マイトマックススーパーはカプセルから出してもいいので、とらじはご飯に混ぜて与えています。
アゾディル服用後の血液検査結果
そして肝心のアゾディルを服用開始後の血液検査(BUN)の結果は、以下の通りです。
(アゾディル開始)
51mg/dL(2018年3月)
↓
50mg/dL
↓
(アゾディル開始1週間後以降の検査)
42mg/dL
↓
40mg/dL
↓
35mg/dL
↓
40mg/dL
↓
34mg/dL
↓
↓
↓
23mg/dL(2019年1月)
このように一度上昇したBUN(尿素窒素)の数値が一定まで下がり、長期にわたり維持できるようになりました。
※詳しい血液検査の記録は以下の記事に載せてあります。
アゾディルの他に週2回の皮下点滴とシリンジでの強制給水を行っていますが、それはアゾディル開始前から続けてきたこと。

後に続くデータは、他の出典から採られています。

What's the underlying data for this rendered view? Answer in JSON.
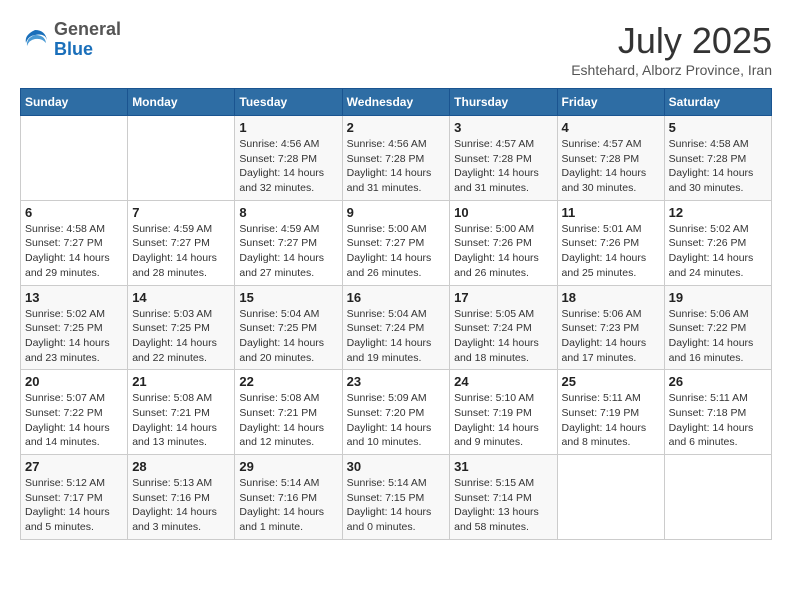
{
  "header": {
    "logo": {
      "general": "General",
      "blue": "Blue"
    },
    "title": "July 2025",
    "location": "Eshtehard, Alborz Province, Iran"
  },
  "calendar": {
    "weekdays": [
      "Sunday",
      "Monday",
      "Tuesday",
      "Wednesday",
      "Thursday",
      "Friday",
      "Saturday"
    ],
    "weeks": [
      [
        {
          "day": "",
          "info": ""
        },
        {
          "day": "",
          "info": ""
        },
        {
          "day": "1",
          "info": "Sunrise: 4:56 AM\nSunset: 7:28 PM\nDaylight: 14 hours\nand 32 minutes."
        },
        {
          "day": "2",
          "info": "Sunrise: 4:56 AM\nSunset: 7:28 PM\nDaylight: 14 hours\nand 31 minutes."
        },
        {
          "day": "3",
          "info": "Sunrise: 4:57 AM\nSunset: 7:28 PM\nDaylight: 14 hours\nand 31 minutes."
        },
        {
          "day": "4",
          "info": "Sunrise: 4:57 AM\nSunset: 7:28 PM\nDaylight: 14 hours\nand 30 minutes."
        },
        {
          "day": "5",
          "info": "Sunrise: 4:58 AM\nSunset: 7:28 PM\nDaylight: 14 hours\nand 30 minutes."
        }
      ],
      [
        {
          "day": "6",
          "info": "Sunrise: 4:58 AM\nSunset: 7:27 PM\nDaylight: 14 hours\nand 29 minutes."
        },
        {
          "day": "7",
          "info": "Sunrise: 4:59 AM\nSunset: 7:27 PM\nDaylight: 14 hours\nand 28 minutes."
        },
        {
          "day": "8",
          "info": "Sunrise: 4:59 AM\nSunset: 7:27 PM\nDaylight: 14 hours\nand 27 minutes."
        },
        {
          "day": "9",
          "info": "Sunrise: 5:00 AM\nSunset: 7:27 PM\nDaylight: 14 hours\nand 26 minutes."
        },
        {
          "day": "10",
          "info": "Sunrise: 5:00 AM\nSunset: 7:26 PM\nDaylight: 14 hours\nand 26 minutes."
        },
        {
          "day": "11",
          "info": "Sunrise: 5:01 AM\nSunset: 7:26 PM\nDaylight: 14 hours\nand 25 minutes."
        },
        {
          "day": "12",
          "info": "Sunrise: 5:02 AM\nSunset: 7:26 PM\nDaylight: 14 hours\nand 24 minutes."
        }
      ],
      [
        {
          "day": "13",
          "info": "Sunrise: 5:02 AM\nSunset: 7:25 PM\nDaylight: 14 hours\nand 23 minutes."
        },
        {
          "day": "14",
          "info": "Sunrise: 5:03 AM\nSunset: 7:25 PM\nDaylight: 14 hours\nand 22 minutes."
        },
        {
          "day": "15",
          "info": "Sunrise: 5:04 AM\nSunset: 7:25 PM\nDaylight: 14 hours\nand 20 minutes."
        },
        {
          "day": "16",
          "info": "Sunrise: 5:04 AM\nSunset: 7:24 PM\nDaylight: 14 hours\nand 19 minutes."
        },
        {
          "day": "17",
          "info": "Sunrise: 5:05 AM\nSunset: 7:24 PM\nDaylight: 14 hours\nand 18 minutes."
        },
        {
          "day": "18",
          "info": "Sunrise: 5:06 AM\nSunset: 7:23 PM\nDaylight: 14 hours\nand 17 minutes."
        },
        {
          "day": "19",
          "info": "Sunrise: 5:06 AM\nSunset: 7:22 PM\nDaylight: 14 hours\nand 16 minutes."
        }
      ],
      [
        {
          "day": "20",
          "info": "Sunrise: 5:07 AM\nSunset: 7:22 PM\nDaylight: 14 hours\nand 14 minutes."
        },
        {
          "day": "21",
          "info": "Sunrise: 5:08 AM\nSunset: 7:21 PM\nDaylight: 14 hours\nand 13 minutes."
        },
        {
          "day": "22",
          "info": "Sunrise: 5:08 AM\nSunset: 7:21 PM\nDaylight: 14 hours\nand 12 minutes."
        },
        {
          "day": "23",
          "info": "Sunrise: 5:09 AM\nSunset: 7:20 PM\nDaylight: 14 hours\nand 10 minutes."
        },
        {
          "day": "24",
          "info": "Sunrise: 5:10 AM\nSunset: 7:19 PM\nDaylight: 14 hours\nand 9 minutes."
        },
        {
          "day": "25",
          "info": "Sunrise: 5:11 AM\nSunset: 7:19 PM\nDaylight: 14 hours\nand 8 minutes."
        },
        {
          "day": "26",
          "info": "Sunrise: 5:11 AM\nSunset: 7:18 PM\nDaylight: 14 hours\nand 6 minutes."
        }
      ],
      [
        {
          "day": "27",
          "info": "Sunrise: 5:12 AM\nSunset: 7:17 PM\nDaylight: 14 hours\nand 5 minutes."
        },
        {
          "day": "28",
          "info": "Sunrise: 5:13 AM\nSunset: 7:16 PM\nDaylight: 14 hours\nand 3 minutes."
        },
        {
          "day": "29",
          "info": "Sunrise: 5:14 AM\nSunset: 7:16 PM\nDaylight: 14 hours\nand 1 minute."
        },
        {
          "day": "30",
          "info": "Sunrise: 5:14 AM\nSunset: 7:15 PM\nDaylight: 14 hours\nand 0 minutes."
        },
        {
          "day": "31",
          "info": "Sunrise: 5:15 AM\nSunset: 7:14 PM\nDaylight: 13 hours\nand 58 minutes."
        },
        {
          "day": "",
          "info": ""
        },
        {
          "day": "",
          "info": ""
        }
      ]
    ]
  }
}
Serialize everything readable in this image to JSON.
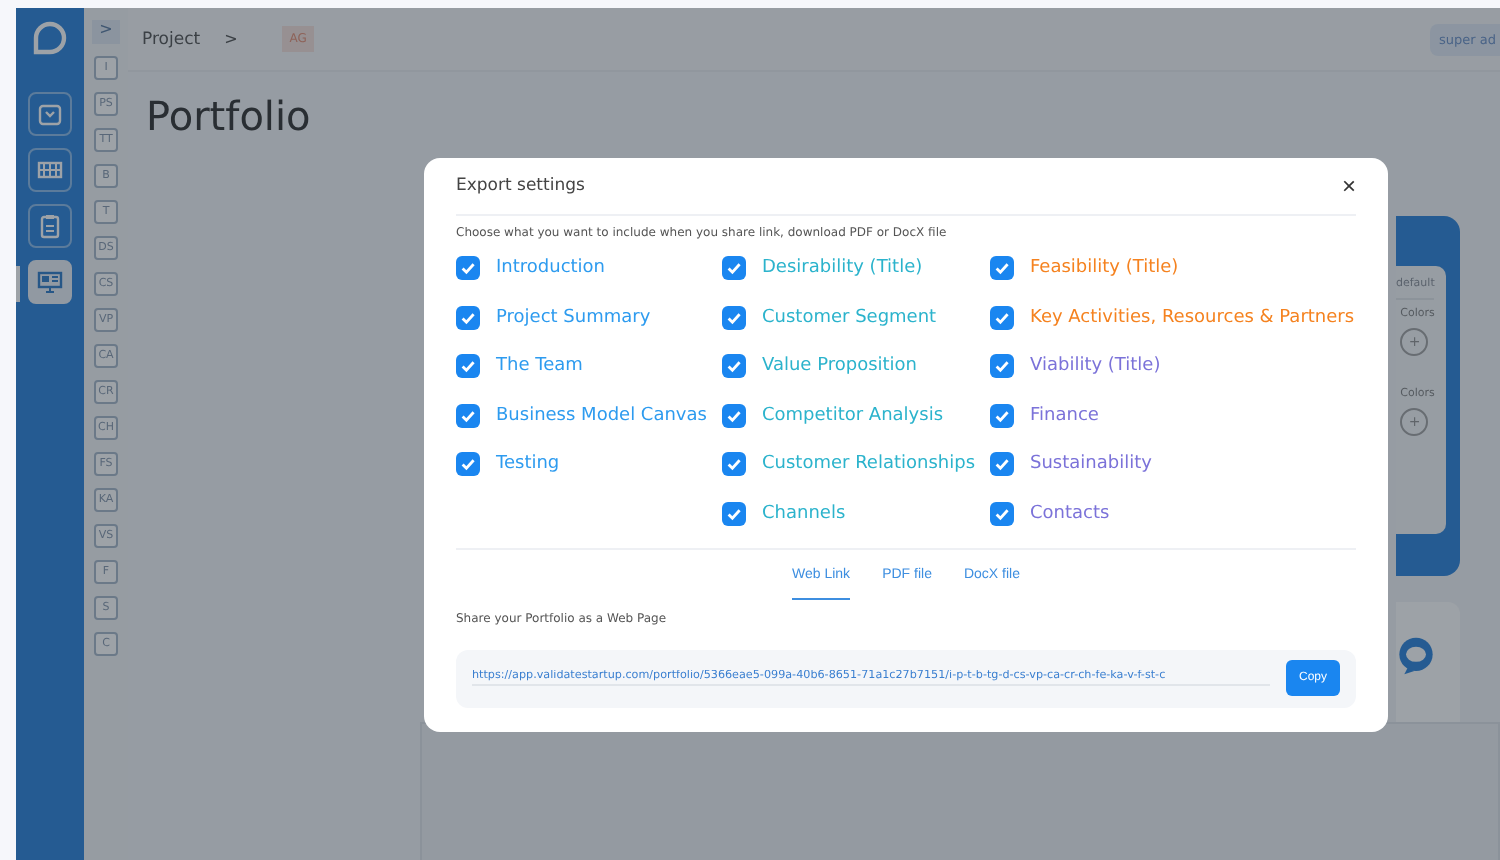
{
  "sidebar": {
    "items": [
      {
        "selected": false
      },
      {
        "selected": false
      },
      {
        "selected": false
      },
      {
        "selected": true
      }
    ]
  },
  "section_nav": {
    "toggle": ">",
    "items": [
      "I",
      "PS",
      "TT",
      "B",
      "T",
      "DS",
      "CS",
      "VP",
      "CA",
      "CR",
      "CH",
      "FS",
      "KA",
      "VS",
      "F",
      "S",
      "C"
    ]
  },
  "header": {
    "breadcrumb": "Project",
    "separator": ">",
    "avatar": "AG",
    "user_badge": "super ad"
  },
  "page": {
    "title": "Portfolio"
  },
  "background_card": {
    "label": "default",
    "color_labels": [
      "Colors",
      "Colors"
    ],
    "add_buttons": [
      "+",
      "+"
    ]
  },
  "modal": {
    "title": "Export settings",
    "close": "×",
    "subtitle": "Choose what you want to include when you share link, download PDF or DocX file",
    "columns": [
      [
        {
          "label": "Introduction",
          "checked": true,
          "color": "#2d9bef"
        },
        {
          "label": "Project Summary",
          "checked": true,
          "color": "#2d9bef"
        },
        {
          "label": "The Team",
          "checked": true,
          "color": "#2d9bef"
        },
        {
          "label": "Business Model Canvas",
          "checked": true,
          "color": "#2d9bef"
        },
        {
          "label": "Testing",
          "checked": true,
          "color": "#2d9bef"
        }
      ],
      [
        {
          "label": "Desirability (Title)",
          "checked": true,
          "color": "#2bb3cc"
        },
        {
          "label": "Customer Segment",
          "checked": true,
          "color": "#2bb3cc"
        },
        {
          "label": "Value Proposition",
          "checked": true,
          "color": "#2bb3cc"
        },
        {
          "label": "Competitor Analysis",
          "checked": true,
          "color": "#2bb3cc"
        },
        {
          "label": "Customer Relationships",
          "checked": true,
          "color": "#2bb3cc"
        },
        {
          "label": "Channels",
          "checked": true,
          "color": "#2bb3cc"
        }
      ],
      [
        {
          "label": "Feasibility (Title)",
          "checked": true,
          "color": "#f5821f"
        },
        {
          "label": "Key Activities, Resources & Partners",
          "checked": true,
          "color": "#f5821f"
        },
        {
          "label": "Viability (Title)",
          "checked": true,
          "color": "#7b72d9"
        },
        {
          "label": "Finance",
          "checked": true,
          "color": "#7b72d9"
        },
        {
          "label": "Sustainability",
          "checked": true,
          "color": "#7b72d9"
        },
        {
          "label": "Contacts",
          "checked": true,
          "color": "#7b72d9"
        }
      ]
    ],
    "tabs": [
      {
        "label": "Web Link",
        "selected": true
      },
      {
        "label": "PDF file",
        "selected": false
      },
      {
        "label": "DocX file",
        "selected": false
      }
    ],
    "share_caption": "Share your Portfolio as a Web Page",
    "link": "https://app.validatestartup.com/portfolio/5366eae5-099a-40b6-8651-71a1c27b7151/i-p-t-b-tg-d-cs-vp-ca-cr-ch-fe-ka-v-f-st-c",
    "copy_button": "Copy"
  }
}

アゾディルを始めてからは今のところBUNの値をそれなりに保てているので、「アゾディルいいかもしれませんねー」と診察室で盛り上がりました。
ネフガードのような吸着剤とは違うので、他の薬やサプリとの飲み合わせは特に気にしなくて良いとのことでした。
抗生剤を与える場合のみ4~5時間あけて与えます。
アゾディルの価格(病院・通販)
そして気になるアゾディルのお値段。
これが高い。
かかりつけの動物病院での価格は1錠160円(+処方料)でした。
楽天では90カプセル入りが12,000円ちょっとで売ってますね(1錠あたり140円くらい)。
続けて飲むならかかりつけの獣医さんの許可を得て楽天で買った方が長期的にはお得です。

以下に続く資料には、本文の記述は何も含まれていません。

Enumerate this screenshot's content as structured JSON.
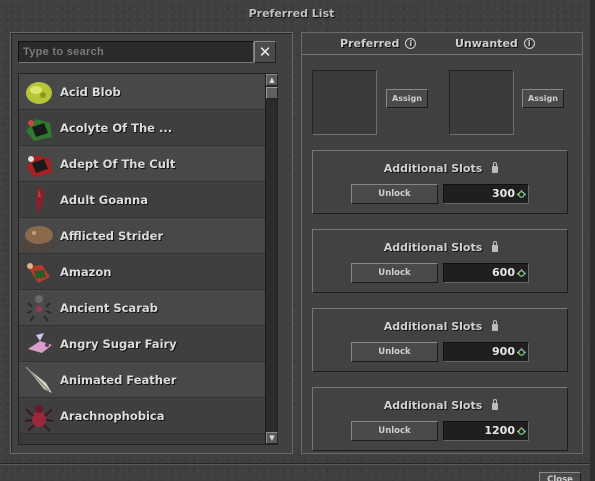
{
  "window": {
    "title": "Preferred List",
    "close_label": "Close"
  },
  "search": {
    "placeholder": "Type to search",
    "value": "",
    "clear_label": "✕"
  },
  "creatures": [
    {
      "name": "Acid Blob",
      "icon": "acid-blob-icon",
      "color": "#b6c43a"
    },
    {
      "name": "Acolyte Of The ...",
      "icon": "acolyte-icon",
      "color": "#2f7a2f"
    },
    {
      "name": "Adept Of The Cult",
      "icon": "adept-icon",
      "color": "#a62121"
    },
    {
      "name": "Adult Goanna",
      "icon": "goanna-icon",
      "color": "#8b1f2a"
    },
    {
      "name": "Afflicted Strider",
      "icon": "strider-icon",
      "color": "#8a6a4a"
    },
    {
      "name": "Amazon",
      "icon": "amazon-icon",
      "color": "#b83a2a"
    },
    {
      "name": "Ancient Scarab",
      "icon": "scarab-icon",
      "color": "#6a6a6a"
    },
    {
      "name": "Angry Sugar Fairy",
      "icon": "fairy-icon",
      "color": "#d8a0c8"
    },
    {
      "name": "Animated Feather",
      "icon": "feather-icon",
      "color": "#d8d8c8"
    },
    {
      "name": "Arachnophobica",
      "icon": "spider-icon",
      "color": "#9a2a3a"
    }
  ],
  "right_panel": {
    "tabs": [
      {
        "label": "Preferred",
        "icon": "info-icon"
      },
      {
        "label": "Unwanted",
        "icon": "info-icon"
      }
    ],
    "assign_label": "Assign",
    "slot_groups": [
      {
        "title": "Additional Slots",
        "unlock_label": "Unlock",
        "price": "300"
      },
      {
        "title": "Additional Slots",
        "unlock_label": "Unlock",
        "price": "600"
      },
      {
        "title": "Additional Slots",
        "unlock_label": "Unlock",
        "price": "900"
      },
      {
        "title": "Additional Slots",
        "unlock_label": "Unlock",
        "price": "1200"
      }
    ]
  }
}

ただ、カプセルが大きくて飲んでくれるかどうか分からないので、まずは病院で数カプセル分けてもらって試してから瓶で購入した方が無駄がないかなと思います
たみは2週間分出してもらい、飲めるかどうかの確認と血液検査の結果を見てから継続して飲ませることに決めました。
アゾディルは本当に飲ませて良かったサプリです。
興味のある方は獣医さんに相談してみてください♪
たみはアゾディルを飲み続けて約1年2ヶ月後(腎臓病の治療開始から約3年2ヶ月)に老衰で亡くなりましたが、最期までBUNが大きく上昇したり、嘔吐痙攣などの辛い尿毒症に苦しむことはありませんでした。
本当に使って良かったサプリメントです。アゾディルありがとう!
【参考】
Mark Rishniw, and Susan G. Wynn, “Azodyl, a synbiotic, fails to alter azotemia in cats with chronic kidney disease when sprinkled onto food,” Journal Of Feline Medicine And Surgery, vol. 13, no. 6, pp. 405–409, 2011.
Sawale, Somesh Athmaram, “Studies on Therapeutic Management of Renal Failure in Dogs,” 2015.
三島英換,阿部高明(2017).腸内細菌叢が腎臓病に与える影響―正と負の両側面から―日腎会誌59(4),557‒561.
三島 英換,阿部 高明(2017).見えてきた腸腎連関の存在 日本内科学会雑誌第,106(5),919-925.